Il governo bastona i pensionati: tagliate 50mila quattordicesime

Brutta sorpresa per gli anziani che dopo otto anni non riceveranno la mensilità extra: per l'Inps non hanno più i requisiti di reddito

Il governo bastona i pensionati: tagliate 50mila quattordicesime
Pensionati in attesa in un ufficio dell'Inps

Via la quattordicesima a 50mila pensionati perché non ne hanno più diritto. Agosto nero per migliaia di anziani che da otto anni erano abituati a ricevere una mensilità extra estiva. Dopo un primo rinvio di luglio, l'Inps ha deciso di sospendergli gli assegni perché da una verifica «non risultano avere i requisiti reddituali per accedere al beneficio».

La vicenda è questa. Nel 2007 il governo istituisce la quattordicesima mensilità per alcuni pensionati. I limiti sono stretti. Si tratta di un'integrazione studiata per chi ha un reddito basso (inferiore ai 9.786 euro) e almeno 64 anni di età. Una mensilità vera per questa fetta di anziani, che va, all'incirca, dai 300 ai 500 euro. A luglio la prima brutta sorpresa. Circa 80mila pensionati non hanno ricevuto l'assegno. Motivi tecnici, si disse. L'Inps, si legge nelle cronache, ha avuto un problema al sistema informatico e gli aventi diritto dovranno produrre di nuovo la documentazione.

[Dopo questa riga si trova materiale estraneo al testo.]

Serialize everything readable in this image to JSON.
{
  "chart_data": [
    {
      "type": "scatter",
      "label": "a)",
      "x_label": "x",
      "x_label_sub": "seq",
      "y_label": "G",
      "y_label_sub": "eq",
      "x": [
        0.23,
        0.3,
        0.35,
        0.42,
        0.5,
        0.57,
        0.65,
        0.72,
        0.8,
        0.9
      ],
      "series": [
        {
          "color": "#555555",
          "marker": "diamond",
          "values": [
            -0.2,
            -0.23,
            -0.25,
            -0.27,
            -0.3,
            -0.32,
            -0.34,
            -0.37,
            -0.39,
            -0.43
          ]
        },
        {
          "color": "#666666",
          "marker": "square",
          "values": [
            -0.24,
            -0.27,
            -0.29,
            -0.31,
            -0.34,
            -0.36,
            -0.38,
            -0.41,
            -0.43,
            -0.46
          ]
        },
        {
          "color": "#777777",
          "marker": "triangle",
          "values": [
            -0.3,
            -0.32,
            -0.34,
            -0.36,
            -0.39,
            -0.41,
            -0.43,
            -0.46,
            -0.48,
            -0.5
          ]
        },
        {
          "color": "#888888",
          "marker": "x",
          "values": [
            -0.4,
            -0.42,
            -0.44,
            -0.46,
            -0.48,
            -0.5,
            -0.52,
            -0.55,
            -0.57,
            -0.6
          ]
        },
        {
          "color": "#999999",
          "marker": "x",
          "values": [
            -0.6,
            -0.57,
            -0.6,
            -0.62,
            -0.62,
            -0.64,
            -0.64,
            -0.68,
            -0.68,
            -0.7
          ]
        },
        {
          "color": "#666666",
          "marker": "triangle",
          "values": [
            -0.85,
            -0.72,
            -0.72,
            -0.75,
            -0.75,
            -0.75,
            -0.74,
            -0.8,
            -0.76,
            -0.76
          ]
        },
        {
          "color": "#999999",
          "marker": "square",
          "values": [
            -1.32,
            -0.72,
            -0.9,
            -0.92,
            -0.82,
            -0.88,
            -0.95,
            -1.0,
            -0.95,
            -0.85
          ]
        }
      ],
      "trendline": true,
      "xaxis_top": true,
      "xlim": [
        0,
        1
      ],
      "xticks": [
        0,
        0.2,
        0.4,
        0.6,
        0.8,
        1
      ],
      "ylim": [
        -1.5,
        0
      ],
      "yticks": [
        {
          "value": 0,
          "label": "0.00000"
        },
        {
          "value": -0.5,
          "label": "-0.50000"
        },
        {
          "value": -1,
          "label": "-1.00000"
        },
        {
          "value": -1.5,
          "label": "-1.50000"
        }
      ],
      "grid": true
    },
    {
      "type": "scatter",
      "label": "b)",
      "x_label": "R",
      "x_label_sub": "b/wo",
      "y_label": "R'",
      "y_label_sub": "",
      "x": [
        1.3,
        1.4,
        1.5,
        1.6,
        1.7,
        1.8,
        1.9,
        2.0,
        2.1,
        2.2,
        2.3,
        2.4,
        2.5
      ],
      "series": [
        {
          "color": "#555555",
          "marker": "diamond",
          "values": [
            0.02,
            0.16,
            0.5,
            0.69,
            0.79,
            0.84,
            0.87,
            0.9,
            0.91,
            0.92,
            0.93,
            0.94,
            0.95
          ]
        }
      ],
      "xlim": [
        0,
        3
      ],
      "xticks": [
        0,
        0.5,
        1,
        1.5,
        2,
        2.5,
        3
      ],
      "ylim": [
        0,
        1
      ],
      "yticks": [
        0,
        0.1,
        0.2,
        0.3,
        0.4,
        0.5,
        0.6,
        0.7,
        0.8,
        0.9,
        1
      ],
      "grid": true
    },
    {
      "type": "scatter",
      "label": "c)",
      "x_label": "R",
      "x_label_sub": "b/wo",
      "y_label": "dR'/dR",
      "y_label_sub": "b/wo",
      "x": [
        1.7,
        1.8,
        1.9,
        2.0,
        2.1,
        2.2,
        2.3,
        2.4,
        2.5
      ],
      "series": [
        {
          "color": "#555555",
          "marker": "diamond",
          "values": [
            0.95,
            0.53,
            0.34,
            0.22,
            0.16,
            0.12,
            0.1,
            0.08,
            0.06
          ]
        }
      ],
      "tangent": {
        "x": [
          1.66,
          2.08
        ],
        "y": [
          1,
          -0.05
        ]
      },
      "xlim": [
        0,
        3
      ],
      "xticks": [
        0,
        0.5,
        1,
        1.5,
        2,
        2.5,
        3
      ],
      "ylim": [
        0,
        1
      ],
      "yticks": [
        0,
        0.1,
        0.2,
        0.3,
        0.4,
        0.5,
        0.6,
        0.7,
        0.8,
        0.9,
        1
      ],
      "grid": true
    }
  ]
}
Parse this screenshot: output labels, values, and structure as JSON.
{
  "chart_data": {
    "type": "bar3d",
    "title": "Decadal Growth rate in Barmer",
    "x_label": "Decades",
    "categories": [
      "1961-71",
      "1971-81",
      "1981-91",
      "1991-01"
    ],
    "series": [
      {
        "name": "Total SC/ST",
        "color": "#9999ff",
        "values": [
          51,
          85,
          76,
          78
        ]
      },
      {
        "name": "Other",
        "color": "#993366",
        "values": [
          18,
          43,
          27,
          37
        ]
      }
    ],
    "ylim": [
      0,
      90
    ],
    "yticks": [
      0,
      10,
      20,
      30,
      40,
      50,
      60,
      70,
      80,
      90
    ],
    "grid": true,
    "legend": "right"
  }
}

Quindi la dichiarazione dei redditi per chi la presenta altrimenti attraverso il modello Red, che si compila online.

Negli ultimi giorni a giornali e sindacati sono arrivate le segnalazioni di anziani che hanno compilato il modulo ai Caf, ma non hanno comunque ricevuto l'assegno. Si tratta di una minoranza, secondo l'Inps. A luglio, ricostruisce l'istituto, erano già state erogate 1,9 milioni di quattordicesime, contro quelle del 2014 che erano 2,2 milioni. La differenza si spiega con «l'assenza di reddito dichiarato dal 2012 in poi». La gran parte di queste 183mila pensioni escluse per mancanza di dati sono state esaminate in luglio, e a settembre l'assegno è arrivato a 104mila pensionati per i quali «erano presenti le dichiarazioni reddituali del 2012 o 2013, ma non erano ancora elaborate». Queste sono le vittime del famoso errore, quindi.

I restanti 80mila senza quattordicesima sono stati invitati a presentare il modello Red alla sede Inps locale. Di questi, fino a ieri, circa 26.300 hanno passato l'esame e riceveranno l'assegno. Ma «le rimanenti, poco più di 50mila posizioni, non risultano avere i requisiti reddituali per accedere al beneficio». Niente quattordicesima per 50mila, quindi, né a settembre né nei prossimi mesi. Salvo errori. L'Inps in questo senso si dichiara disponibile a valutare ogni possibile «caso isolato di mancata ricostruzione» del reddito. Delusione che si somma a quella di chi si aspettava di incassare l'adeguamento all'inflazione perso con la riforma Monti e riconquistato grazie alla sentenza della Corte costituzionale, ma ad agosto non ha ricevuto niente. Anche in questo caso giornali e sindacati sono stati inondati da segnalazioni. Nella maggior parte dei casi, si tratta di pensionati che si trovano vicino alla soglia massima, sei volte il trattamento minimo. Soglia che cambia a seconda dell'anno. Ad esempio, nel 2012 erano 2.886 euro mensili. Le pensioni, insomma, sono destinate a restare in cima all'agenda della politica. Anche perché il governo intende mettere mano alla riforma Fornero con la legge di Stabilità. Anche se, probabilmente, con un provvedimento ad hoc. Man mano che l'appuntamento si avvicina diventa più chiaro che il governo intende fare l'operazione a costo zero. Quindi l'introduzione di maggiore flessibilità nei requisiti per l'uscita sarà pagata dagli stessi pensionati in termini di tagli all'assegno. Le ipotesi in campo sono un ricalcolo contributivo delle pensioni in questione o un taglio, fino al 30%. Troppo, per i sindacati.